O’Donnell, who joined Greater Boston Monday, said Democrats are short on options in a fight that could reshape the court for a generation to come.

“There’s absolutely nothing the Democrats can do procedurally on the Senate floor, O’Donnell, host of The Last Word told Jim Braude. “I worked on that Senate floor for seven years and I can tell you there is no parliamentary trick. A lot of people are throwing around these ideas on Twitter; you can ignore every one of them.”

O’Donnell added that if Senators Lisa Murkowski of Alaska and Susan Collins of Maine were pressured enough into voting against whoever Trump nominated, it could provide cover for vulnerable Democrats — Senators Joe Manchin of West Virginia, Joe Donnelly of Indiana and Heidi Heitkamp of North Dakota — to also vote no. All three Democrats voted last year for Justice Neil Gorsuch, Trump’s first nominee to the country’s highest court.

Kennedy’s retirement gives Trump the chance to pick his second supreme court justice, which could lead to major changes on issues like gay rights, abortion and possibly even deadly force by police officers — a standard the court has ruled on in the past.

O'Donnell also discussed with Braude his decision to republish his 1983 book, "Deadly Force: The True Story of How a Badge Can Become a License to Kill."

In "Deadly Force," O’Donnell recounts his father’s successful fight for justice for an unarmed black man, James Bowden Jr. of Roxbury, who was shot and killed in 1975 by Boston Police.

“He knew right away, with the information that he had on it, that this was a bad shooting. That’s what his gut told him,” O’Donnell said of this father, a lawyer and former Boston Police officer. “He was very much that way.
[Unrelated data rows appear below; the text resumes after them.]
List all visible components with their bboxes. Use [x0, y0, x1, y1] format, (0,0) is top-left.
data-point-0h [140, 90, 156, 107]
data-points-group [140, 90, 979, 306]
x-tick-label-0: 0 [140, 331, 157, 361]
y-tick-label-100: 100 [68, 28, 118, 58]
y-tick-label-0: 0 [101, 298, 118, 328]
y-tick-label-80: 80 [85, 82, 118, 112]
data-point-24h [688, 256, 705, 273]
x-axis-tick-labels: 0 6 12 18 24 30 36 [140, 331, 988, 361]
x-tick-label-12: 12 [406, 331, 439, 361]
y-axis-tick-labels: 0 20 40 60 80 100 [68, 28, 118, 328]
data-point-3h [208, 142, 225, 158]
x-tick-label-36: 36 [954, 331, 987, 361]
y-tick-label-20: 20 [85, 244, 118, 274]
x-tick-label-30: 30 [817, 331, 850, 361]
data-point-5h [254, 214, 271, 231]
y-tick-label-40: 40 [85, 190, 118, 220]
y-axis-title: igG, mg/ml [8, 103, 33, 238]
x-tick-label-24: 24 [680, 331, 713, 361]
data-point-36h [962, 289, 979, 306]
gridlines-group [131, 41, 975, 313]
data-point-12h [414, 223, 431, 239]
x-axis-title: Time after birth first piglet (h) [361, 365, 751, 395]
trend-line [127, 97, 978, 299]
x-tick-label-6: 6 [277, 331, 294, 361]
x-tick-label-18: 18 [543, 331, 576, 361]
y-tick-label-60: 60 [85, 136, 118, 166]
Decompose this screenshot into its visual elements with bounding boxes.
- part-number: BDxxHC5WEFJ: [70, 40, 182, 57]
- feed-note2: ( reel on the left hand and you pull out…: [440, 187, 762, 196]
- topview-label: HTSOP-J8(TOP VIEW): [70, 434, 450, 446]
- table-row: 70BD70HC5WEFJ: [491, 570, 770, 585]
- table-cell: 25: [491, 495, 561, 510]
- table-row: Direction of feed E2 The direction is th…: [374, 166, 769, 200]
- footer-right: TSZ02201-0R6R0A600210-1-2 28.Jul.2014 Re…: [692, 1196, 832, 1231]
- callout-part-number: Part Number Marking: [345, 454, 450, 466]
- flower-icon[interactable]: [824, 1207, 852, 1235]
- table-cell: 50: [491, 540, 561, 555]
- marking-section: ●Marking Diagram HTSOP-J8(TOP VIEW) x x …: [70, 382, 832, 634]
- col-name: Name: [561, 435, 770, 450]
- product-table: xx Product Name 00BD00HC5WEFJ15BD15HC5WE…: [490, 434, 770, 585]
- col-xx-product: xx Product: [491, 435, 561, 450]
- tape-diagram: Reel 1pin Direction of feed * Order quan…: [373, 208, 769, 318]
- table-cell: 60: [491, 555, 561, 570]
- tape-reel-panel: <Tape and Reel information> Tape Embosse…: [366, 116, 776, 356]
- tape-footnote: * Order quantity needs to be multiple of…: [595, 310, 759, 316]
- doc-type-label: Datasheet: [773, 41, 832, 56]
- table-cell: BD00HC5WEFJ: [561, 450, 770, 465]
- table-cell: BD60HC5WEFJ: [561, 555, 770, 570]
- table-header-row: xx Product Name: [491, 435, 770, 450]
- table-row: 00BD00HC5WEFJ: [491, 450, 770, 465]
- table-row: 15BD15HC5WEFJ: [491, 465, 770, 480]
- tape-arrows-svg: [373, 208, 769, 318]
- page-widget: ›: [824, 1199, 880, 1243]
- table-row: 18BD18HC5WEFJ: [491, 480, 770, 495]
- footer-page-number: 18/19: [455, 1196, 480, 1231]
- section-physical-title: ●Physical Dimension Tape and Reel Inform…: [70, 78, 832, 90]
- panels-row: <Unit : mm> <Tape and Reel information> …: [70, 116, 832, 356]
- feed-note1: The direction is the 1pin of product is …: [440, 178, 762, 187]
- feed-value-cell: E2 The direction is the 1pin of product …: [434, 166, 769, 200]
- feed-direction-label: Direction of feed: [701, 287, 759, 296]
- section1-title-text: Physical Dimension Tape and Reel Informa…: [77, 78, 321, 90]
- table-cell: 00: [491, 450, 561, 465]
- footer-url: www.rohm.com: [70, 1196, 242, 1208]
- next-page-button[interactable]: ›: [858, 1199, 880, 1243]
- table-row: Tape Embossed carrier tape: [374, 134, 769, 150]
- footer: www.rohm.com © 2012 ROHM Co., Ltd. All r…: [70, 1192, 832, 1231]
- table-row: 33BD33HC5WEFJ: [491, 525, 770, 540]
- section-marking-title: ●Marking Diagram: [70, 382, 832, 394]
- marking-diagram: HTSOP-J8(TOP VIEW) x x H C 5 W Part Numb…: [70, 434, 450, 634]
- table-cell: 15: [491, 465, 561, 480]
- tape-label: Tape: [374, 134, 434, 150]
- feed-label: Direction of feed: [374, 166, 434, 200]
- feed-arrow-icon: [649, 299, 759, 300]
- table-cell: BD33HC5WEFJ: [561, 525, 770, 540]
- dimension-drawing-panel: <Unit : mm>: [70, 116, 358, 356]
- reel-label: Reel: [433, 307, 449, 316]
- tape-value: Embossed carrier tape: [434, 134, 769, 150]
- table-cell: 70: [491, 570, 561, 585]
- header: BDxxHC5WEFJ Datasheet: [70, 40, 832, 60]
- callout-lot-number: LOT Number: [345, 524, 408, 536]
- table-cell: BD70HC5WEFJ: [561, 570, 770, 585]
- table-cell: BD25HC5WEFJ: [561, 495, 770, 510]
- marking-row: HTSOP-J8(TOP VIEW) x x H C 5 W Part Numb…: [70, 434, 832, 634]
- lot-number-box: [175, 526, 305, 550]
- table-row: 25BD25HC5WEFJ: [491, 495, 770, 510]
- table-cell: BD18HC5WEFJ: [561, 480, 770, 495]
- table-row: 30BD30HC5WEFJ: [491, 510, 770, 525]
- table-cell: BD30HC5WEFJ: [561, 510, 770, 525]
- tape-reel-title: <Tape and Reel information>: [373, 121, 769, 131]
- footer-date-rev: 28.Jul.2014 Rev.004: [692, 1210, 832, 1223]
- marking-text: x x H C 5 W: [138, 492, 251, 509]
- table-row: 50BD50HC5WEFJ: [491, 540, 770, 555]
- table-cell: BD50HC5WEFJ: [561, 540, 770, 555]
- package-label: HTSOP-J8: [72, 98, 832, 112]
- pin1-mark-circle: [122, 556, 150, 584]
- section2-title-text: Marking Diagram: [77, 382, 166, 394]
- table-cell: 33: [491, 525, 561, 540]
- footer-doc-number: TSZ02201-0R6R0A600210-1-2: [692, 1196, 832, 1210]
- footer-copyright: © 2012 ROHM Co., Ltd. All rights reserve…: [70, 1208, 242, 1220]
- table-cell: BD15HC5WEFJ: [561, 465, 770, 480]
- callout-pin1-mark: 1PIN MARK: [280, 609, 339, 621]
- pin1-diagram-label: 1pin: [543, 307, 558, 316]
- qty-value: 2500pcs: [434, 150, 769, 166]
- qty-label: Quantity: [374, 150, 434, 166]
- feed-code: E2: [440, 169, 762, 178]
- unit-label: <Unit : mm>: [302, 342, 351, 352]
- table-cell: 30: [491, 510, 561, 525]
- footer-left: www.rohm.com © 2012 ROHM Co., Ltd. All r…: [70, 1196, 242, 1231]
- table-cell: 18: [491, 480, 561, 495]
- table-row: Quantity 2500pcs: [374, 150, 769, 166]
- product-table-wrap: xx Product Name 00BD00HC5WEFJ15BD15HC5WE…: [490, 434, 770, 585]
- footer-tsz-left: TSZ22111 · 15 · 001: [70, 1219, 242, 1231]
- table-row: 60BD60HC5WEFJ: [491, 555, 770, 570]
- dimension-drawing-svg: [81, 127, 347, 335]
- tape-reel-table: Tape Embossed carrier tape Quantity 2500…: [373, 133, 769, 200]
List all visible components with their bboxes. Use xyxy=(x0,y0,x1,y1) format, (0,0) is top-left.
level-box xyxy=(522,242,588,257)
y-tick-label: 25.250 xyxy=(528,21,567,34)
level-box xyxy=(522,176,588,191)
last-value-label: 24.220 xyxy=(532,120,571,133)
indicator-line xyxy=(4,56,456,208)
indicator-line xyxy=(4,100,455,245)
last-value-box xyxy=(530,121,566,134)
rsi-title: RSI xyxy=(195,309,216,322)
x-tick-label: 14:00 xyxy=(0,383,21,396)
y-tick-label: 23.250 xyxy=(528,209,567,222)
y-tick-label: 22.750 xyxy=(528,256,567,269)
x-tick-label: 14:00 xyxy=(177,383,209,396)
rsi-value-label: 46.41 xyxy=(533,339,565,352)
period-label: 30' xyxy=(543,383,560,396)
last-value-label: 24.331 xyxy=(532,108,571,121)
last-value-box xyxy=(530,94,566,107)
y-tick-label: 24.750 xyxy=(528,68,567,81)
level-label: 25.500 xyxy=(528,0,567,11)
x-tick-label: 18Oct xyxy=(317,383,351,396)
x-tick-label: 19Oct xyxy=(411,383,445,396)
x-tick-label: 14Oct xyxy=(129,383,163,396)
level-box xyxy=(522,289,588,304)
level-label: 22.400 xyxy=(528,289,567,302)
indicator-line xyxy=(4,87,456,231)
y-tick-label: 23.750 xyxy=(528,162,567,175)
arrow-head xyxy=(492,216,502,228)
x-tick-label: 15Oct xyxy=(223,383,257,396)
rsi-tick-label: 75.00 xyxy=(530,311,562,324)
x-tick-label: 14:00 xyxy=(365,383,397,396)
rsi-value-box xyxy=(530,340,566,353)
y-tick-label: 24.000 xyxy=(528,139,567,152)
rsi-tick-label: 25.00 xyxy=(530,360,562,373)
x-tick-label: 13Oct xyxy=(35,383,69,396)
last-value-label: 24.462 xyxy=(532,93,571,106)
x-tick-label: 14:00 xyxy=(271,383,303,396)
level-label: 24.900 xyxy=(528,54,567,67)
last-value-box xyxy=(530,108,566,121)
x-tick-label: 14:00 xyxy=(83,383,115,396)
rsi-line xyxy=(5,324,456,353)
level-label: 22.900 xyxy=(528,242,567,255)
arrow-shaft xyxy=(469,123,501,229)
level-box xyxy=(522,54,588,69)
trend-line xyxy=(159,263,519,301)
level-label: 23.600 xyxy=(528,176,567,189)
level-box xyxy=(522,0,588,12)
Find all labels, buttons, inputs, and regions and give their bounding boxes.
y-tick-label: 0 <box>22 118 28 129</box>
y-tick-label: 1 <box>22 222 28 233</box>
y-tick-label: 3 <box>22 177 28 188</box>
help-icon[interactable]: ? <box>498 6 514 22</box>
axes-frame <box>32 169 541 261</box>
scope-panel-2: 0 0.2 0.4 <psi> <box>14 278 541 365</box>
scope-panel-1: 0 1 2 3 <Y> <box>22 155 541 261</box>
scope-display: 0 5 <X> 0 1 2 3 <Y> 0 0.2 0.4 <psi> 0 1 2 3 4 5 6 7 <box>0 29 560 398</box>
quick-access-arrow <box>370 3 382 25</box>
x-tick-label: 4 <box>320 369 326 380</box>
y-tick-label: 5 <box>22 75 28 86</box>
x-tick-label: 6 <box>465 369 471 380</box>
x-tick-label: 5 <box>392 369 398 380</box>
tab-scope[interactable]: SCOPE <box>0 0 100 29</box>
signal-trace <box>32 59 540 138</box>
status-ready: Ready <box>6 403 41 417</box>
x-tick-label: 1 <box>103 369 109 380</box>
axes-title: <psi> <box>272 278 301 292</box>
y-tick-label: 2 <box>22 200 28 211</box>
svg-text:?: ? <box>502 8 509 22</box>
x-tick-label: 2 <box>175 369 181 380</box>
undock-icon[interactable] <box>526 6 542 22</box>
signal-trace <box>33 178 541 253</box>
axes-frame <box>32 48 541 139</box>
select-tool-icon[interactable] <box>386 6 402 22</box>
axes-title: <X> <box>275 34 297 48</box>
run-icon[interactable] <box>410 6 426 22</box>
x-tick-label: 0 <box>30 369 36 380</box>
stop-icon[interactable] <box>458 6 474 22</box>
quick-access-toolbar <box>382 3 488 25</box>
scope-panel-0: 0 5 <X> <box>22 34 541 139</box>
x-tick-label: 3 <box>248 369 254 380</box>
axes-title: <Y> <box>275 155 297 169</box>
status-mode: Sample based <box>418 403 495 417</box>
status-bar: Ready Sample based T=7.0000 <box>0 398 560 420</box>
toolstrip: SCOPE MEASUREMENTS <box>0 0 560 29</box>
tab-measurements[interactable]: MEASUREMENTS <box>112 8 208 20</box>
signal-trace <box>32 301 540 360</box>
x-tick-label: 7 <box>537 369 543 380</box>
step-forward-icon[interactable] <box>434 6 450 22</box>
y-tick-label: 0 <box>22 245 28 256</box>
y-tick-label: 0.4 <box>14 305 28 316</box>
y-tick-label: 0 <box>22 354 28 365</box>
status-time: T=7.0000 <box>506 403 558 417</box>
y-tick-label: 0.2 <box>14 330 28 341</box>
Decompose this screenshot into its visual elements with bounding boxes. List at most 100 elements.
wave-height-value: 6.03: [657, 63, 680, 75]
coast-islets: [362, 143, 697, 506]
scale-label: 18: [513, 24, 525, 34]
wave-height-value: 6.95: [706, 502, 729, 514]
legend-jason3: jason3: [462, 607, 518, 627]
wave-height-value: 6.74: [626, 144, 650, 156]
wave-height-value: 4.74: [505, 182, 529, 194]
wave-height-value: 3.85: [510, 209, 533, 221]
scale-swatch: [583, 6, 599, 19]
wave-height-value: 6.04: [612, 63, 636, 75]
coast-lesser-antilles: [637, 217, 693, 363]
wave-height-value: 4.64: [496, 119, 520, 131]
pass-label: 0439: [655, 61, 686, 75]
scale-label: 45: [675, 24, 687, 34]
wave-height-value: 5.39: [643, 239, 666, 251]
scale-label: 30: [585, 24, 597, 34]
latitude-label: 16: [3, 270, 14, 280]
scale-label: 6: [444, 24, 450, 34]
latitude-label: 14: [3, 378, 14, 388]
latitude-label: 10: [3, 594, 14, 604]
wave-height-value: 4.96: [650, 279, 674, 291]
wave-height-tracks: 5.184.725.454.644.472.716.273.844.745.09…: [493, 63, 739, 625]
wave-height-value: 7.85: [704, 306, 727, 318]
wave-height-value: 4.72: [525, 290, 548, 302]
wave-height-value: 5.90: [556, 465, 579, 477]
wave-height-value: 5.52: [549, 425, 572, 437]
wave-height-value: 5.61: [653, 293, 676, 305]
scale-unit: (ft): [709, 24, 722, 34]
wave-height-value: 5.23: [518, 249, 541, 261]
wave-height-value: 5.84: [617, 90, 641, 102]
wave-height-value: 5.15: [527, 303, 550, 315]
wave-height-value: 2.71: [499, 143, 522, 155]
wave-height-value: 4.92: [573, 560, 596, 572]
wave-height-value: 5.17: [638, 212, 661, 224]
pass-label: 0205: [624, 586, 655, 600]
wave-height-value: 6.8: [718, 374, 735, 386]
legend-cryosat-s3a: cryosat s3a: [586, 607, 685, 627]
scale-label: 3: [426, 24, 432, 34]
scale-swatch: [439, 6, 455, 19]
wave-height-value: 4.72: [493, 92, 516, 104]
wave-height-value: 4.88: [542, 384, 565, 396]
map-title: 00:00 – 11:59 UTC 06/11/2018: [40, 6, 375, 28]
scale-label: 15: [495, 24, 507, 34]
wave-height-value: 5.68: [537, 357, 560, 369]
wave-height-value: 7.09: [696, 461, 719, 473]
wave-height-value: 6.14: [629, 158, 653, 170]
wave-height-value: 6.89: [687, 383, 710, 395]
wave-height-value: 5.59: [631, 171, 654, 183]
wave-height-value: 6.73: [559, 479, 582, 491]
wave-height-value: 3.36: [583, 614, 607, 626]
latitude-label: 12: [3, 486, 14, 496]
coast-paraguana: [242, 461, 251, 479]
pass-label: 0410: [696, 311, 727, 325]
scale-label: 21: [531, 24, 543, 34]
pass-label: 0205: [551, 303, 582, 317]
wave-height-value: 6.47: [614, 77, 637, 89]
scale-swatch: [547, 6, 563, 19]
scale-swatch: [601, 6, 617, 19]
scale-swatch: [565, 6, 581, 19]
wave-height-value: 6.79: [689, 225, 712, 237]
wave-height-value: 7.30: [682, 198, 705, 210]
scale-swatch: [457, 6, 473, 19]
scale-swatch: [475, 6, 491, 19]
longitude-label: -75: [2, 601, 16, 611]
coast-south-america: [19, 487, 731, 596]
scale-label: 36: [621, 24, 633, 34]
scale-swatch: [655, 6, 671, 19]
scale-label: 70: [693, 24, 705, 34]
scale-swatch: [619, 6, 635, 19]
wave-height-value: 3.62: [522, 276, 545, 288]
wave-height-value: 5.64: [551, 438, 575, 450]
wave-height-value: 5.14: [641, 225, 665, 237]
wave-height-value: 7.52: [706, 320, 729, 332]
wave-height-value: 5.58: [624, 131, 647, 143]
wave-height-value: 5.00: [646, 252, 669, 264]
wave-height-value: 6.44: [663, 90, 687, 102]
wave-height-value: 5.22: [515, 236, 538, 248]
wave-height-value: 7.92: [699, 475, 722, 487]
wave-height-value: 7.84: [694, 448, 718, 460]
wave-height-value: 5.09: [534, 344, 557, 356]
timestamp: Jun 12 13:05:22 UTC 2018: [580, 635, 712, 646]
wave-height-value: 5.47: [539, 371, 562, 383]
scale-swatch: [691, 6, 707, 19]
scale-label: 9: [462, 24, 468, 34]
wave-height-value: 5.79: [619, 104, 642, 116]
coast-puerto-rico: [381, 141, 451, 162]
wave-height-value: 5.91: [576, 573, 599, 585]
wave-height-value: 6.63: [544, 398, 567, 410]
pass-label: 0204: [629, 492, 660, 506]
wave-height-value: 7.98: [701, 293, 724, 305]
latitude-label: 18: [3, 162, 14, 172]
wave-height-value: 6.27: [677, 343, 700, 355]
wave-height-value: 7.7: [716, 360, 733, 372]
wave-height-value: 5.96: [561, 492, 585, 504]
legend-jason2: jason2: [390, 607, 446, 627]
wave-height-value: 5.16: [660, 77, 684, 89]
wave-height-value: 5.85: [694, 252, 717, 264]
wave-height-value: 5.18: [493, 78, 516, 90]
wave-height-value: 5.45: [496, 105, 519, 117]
He could look at the tip of the iceberg of evidence and have a gut feeling about a case.”

O’Donnell says the subject of police-involved shootings has “come back to life in a new way” due in part to cable news and video. He says the case of Michael Brown, an unarmed black teenager killed in Ferguson, Missouri in 2014, inspired him to republish the book in paperback.

The book is out now with an updated preface and afterward.